Not to be outdone by other cities, Madera built a beautiful movie theater in the late 1930s. Unfortunately, in 1940, it burned. Ever resilient, the theater was rebuilt, but in time it fell into disrepair. Finally the wrecking ball applied the coup de grace in the 1990s.

As the city grew, so did its business community. Hunter’s drugstore installed a new soda fountain, and Preciado’s became the hub of social give and take on Yosemite Avenue. Willis Petty opened a grocery store with his son in 1938; the Green Frog Market offered housewives the convenience of same day home delivery, and A. Franchi’s store was popular with shoppers in the 1940s.

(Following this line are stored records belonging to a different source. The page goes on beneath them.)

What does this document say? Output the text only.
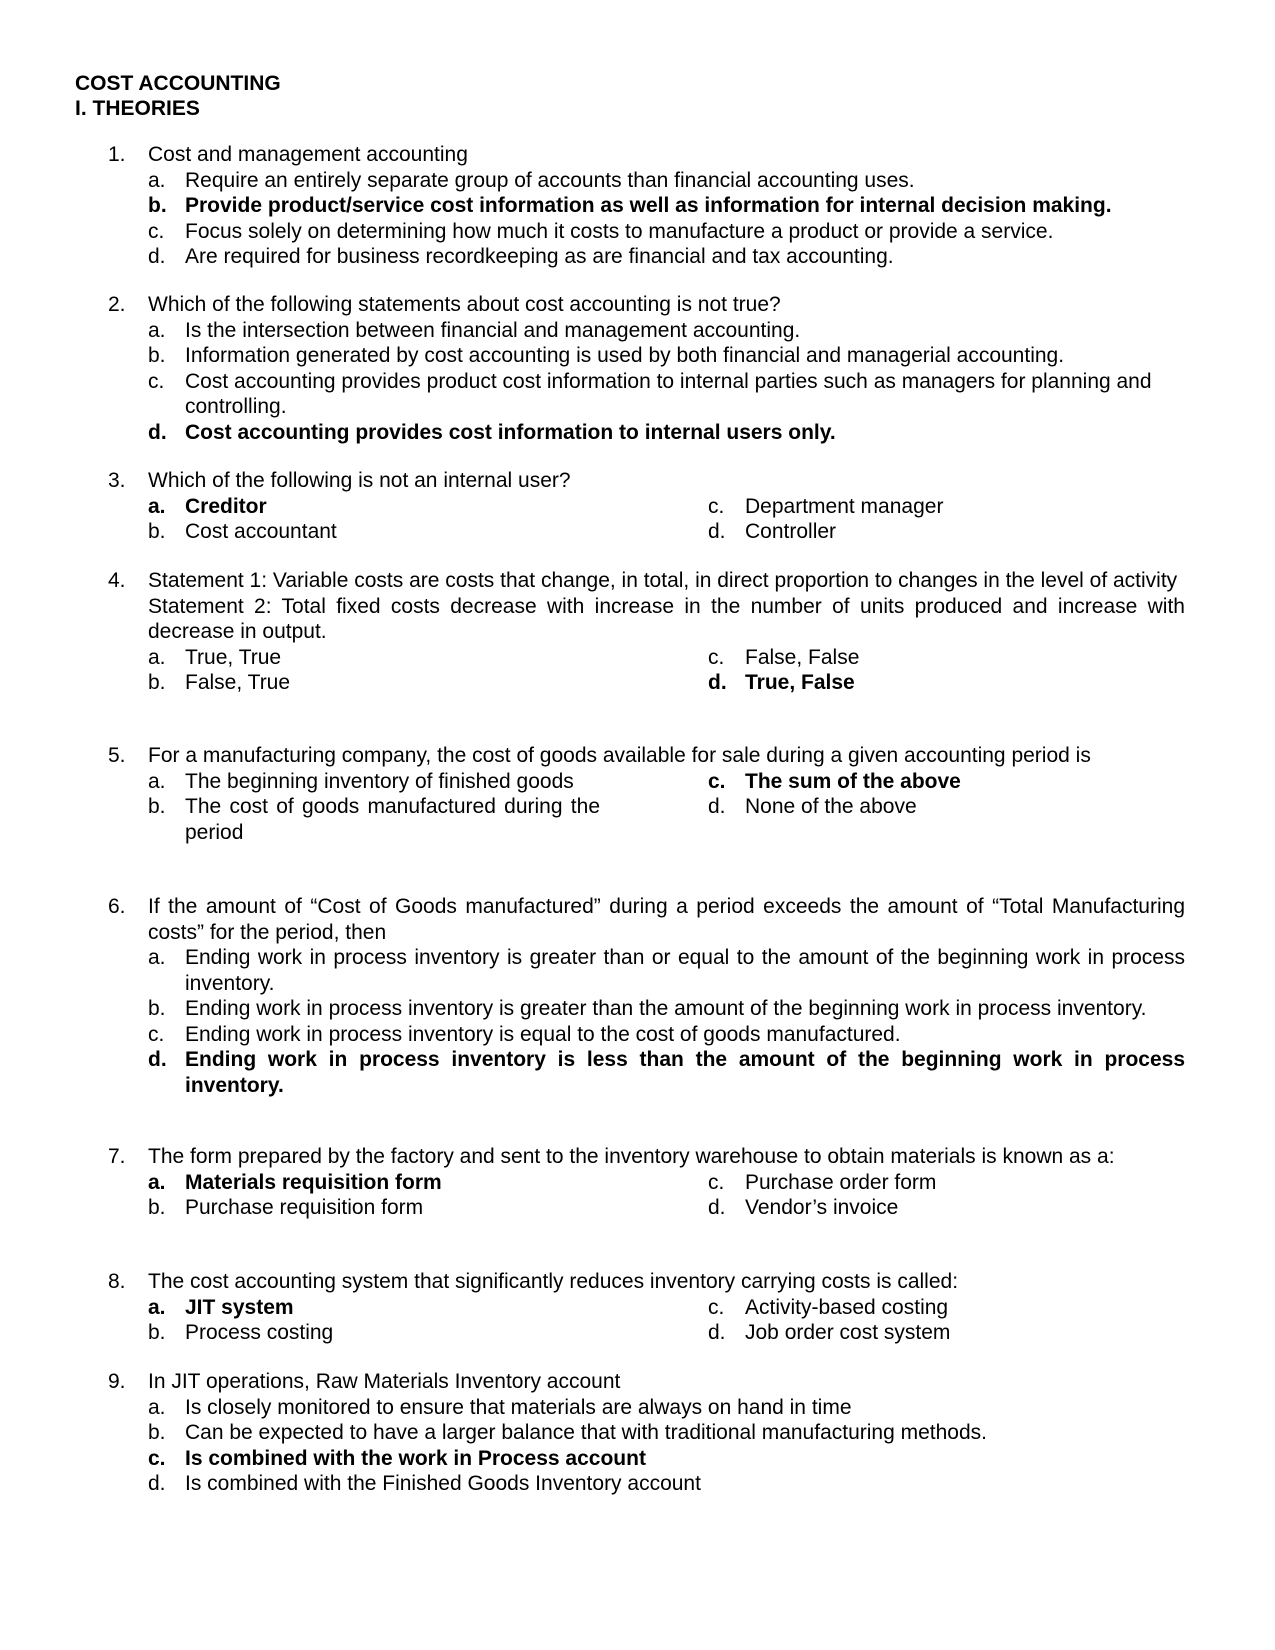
COST ACCOUNTING
I. THEORIES
1.	Cost and management accounting
a. Require an entirely separate group of accounts than financial accounting uses.
b. Provide product/service cost information as well as information for internal decision making.
c. Focus solely on determining how much it costs to manufacture a product or provide a service.
d. Are required for business recordkeeping as are financial and tax accounting.
2.	Which of the following statements about cost accounting is not true?
a. Is the intersection between financial and management accounting.
b. Information generated by cost accounting is used by both financial and managerial accounting.
c. Cost accounting provides product cost information to internal parties such as managers for planning and controlling.
d. Cost accounting provides cost information to internal users only.
3.	Which of the following is not an internal user?
a. Creditor
b. Cost accountant
c. Department manager
d. Controller
4.	Statement 1: Variable costs are costs that change, in total, in direct proportion to changes in the level of activity
Statement 2: Total fixed costs decrease with increase in the number of units produced and increase with decrease in output.
a. True, True
b. False, True
c. False, False
d. True, False
5.	For a manufacturing company, the cost of goods available for sale during a given accounting period is
a. The beginning inventory of finished goods
b. The cost of goods manufactured during the period
c. The sum of the above
d. None of the above
6.	If the amount of “Cost of Goods manufactured” during a period exceeds the amount of “Total Manufacturing costs” for the period, then
a. Ending work in process inventory is greater than or equal to the amount of the beginning work in process inventory.
b. Ending work in process inventory is greater than the amount of the beginning work in process inventory.
c. Ending work in process inventory is equal to the cost of goods manufactured.
d. Ending work in process inventory is less than the amount of the beginning work in process inventory.
7.	The form prepared by the factory and sent to the inventory warehouse to obtain materials is known as a:
a. Materials requisition form
b. Purchase requisition form
c. Purchase order form
d. Vendor’s invoice
8.	The cost accounting system that significantly reduces inventory carrying costs is called:
a. JIT system
b. Process costing
c. Activity-based costing
d. Job order cost system
9.	In JIT operations, Raw Materials Inventory account
a. Is closely monitored to ensure that materials are always on hand in time
b. Can be expected to have a larger balance that with traditional manufacturing methods.
c. Is combined with the work in Process account
d. Is combined with the Finished Goods Inventory account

The Crappa Brothers ran an American and Italian grocery on Gateway Drive and Fourth Street, and Ray and Hattie Northern’s soda shop served as the local bus station.

With all of this progress, it is not surprising that the face of Yosemite Avenue would change. The wide, neatly paved boulevard beckoned automobiles and trucks instead of the horses and mules of an earlier time. For entertainment, Maderans could attend performances by the Eddie Sims Orchestra at the Madera Theater or visit the zoo in Courthouse Park. They could purchase a car from Conrad Shebelut or ride the train out of Madera for all points north and south.

Although it wasn’t a regular occurrence, once in a while, like that time in 1962, Maderans enjoyed a real blizzard and built snowmen on the courthouse lawn.

By the 1960s Madera the city had come of age. She had buses and warplanes named after her. She had reached the apex of her growth as old Madera. Now she was no longer a village or simply a town. Now she was a city in every sense of the word.